The following information was derived from the NC Historical Site marker entitled “Freedom Seekers of Somerset Place: Rebecca Hathaway Drew” at Washington County:

During the antebellum years, many enslaved people in North Carolina tried to escape from bondage. Whether they were successful in their endeavors or not, the people who resisted being enslaved and sought emancipation were called Freedom Seekers.

Rebecca Hathaway Drew was a Freedom Seeker. In December 1845, nineteen-year-old Rebecca ran away from her enslavers, the Collins family, fleeing from their plantation, Somerset Place in Washington County. After Rebecca made her escape, she traveled toward Edenton with the hope that she could be with her mother, Tamer. Previously, Tamer and Rebecca had lived together at another piece of property, but the Collins family had separated mother and daughter when they moved Rebecca to Somerset Place.

While she was making her way toward Edenton, Rebecca was captured by Somerset’s overseer, Joseph Newberry. He took her back to the plantation, and as punishment, he locked Rebecca in stocks overnight. As a result of being exposed to the extreme cold, Rebecca’s feet became frostbitten, and gangrene soon set in. She was taken to the hospital on the plantation, and Dr. Hardy Hardison amputated both of her feet. The dangerous and painful procedure was performed without anesthesia. Rebecca survived the ordeal, but her life was forever changed by that fateful night after being left outdoors in the December weather.

Rebecca’s physical condition was permanently altered, as was the perception of her “worth” as an enslaved person: She was seen as having no financial value due to her inability to work as she had before. In 1846, despite being his legal property by law, Josiah Collins III was exempted from paying taxes on Rebecca due to her “having lost both legs by amputation.”
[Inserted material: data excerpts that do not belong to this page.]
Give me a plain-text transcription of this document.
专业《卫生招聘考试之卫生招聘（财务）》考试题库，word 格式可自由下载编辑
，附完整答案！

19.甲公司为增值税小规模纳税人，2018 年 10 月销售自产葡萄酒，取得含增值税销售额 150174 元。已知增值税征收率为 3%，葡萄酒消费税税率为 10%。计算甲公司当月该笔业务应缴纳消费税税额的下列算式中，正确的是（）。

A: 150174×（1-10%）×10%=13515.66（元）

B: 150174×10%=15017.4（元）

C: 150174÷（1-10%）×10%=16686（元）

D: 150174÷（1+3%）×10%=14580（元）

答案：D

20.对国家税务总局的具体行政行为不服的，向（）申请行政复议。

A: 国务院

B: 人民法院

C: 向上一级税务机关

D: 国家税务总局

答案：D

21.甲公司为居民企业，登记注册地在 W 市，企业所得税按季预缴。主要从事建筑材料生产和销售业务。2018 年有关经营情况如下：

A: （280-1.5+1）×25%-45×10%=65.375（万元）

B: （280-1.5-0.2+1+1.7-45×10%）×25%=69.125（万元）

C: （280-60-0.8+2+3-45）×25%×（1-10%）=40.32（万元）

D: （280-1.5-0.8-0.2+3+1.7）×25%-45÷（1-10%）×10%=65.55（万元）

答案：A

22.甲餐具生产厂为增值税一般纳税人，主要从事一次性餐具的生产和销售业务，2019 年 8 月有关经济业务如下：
By 1849, Rebecca’s mother, Tamer, was brought to Somerset Place by her enslavers, reuniting mother and daughter. In December 1855, Rebecca married Virgil Drew. They had five children together before her husband died.

Once emancipated by law in 1865, Rebecca Hathaway Drew, her children, and her mother returned to Edenton as free people. According to the 1880 census, Rebecca worked as a domestic servant, despite having “both legs off below knee”. For the remaining years of her life, Rebecca was an active, highly respected member of Edenton’s African American community. In 1901, Rebecca died at the age of 76.